BERLIN. Die Türkische Gemeinde in Deutschland hat ein Urteil des Europäischen Gerichtshofes, das die Visapflicht für Türken bestätigt, scharf kritisiert. „Nach Einschätzung unserer Juristen hätte das Gericht auch anders entscheiden können“, sagte der Vorsitzende, Kenan Kolat, der der Neuen Osnabrücker Zeitung. Er zweifelte zudem die Unabhängigkeit des Gerichtshofes an. „Es war eher ein politisches Urteil, als ein juristisches Urteil.“

Der Gerichtshof hatte die Klage einer jungen Türkin, die mit 14 Jahren ihren Stiefvater in Deutschland ohne Visum besuchen wollte, abgelehnt. Eine Ausnahme könne nur dann gemacht werden, wenn sie für ein türkisches Unternehmen in Deutschland gearbeitet hätte. Die Klägerin berief sich dabei auf ein Abkommen zwischen der EU und der Türkei, in dem der „freie Dienstleistungsverkehr“ garantiert wird. Die Frau gab an, in Deutschland Dienstleistungen in Anspruch nehmen zu wollen. Das Gericht folgte der Argumentation jedoch nicht.

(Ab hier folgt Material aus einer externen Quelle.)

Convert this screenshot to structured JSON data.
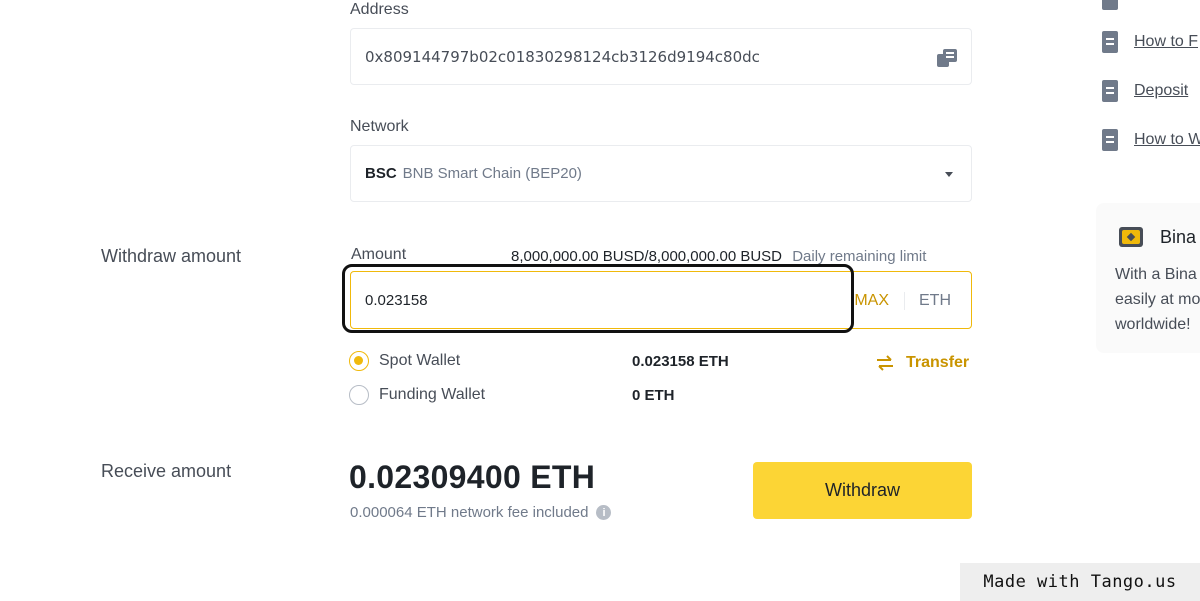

Türken, die als Touristen nach Deutschland kommen oder hier Dienstleistungen in Anspruch nehmen wollen, müssen damit auch künftig ein Visum beantragen. Derzeit verhandelt die EU mit der Türkei über Visaerleichterungen. Im Gegenzug soll das Land illegale Einwanderer zurücknehmen, die über die Türkei in die EU eingereist sind. (ho)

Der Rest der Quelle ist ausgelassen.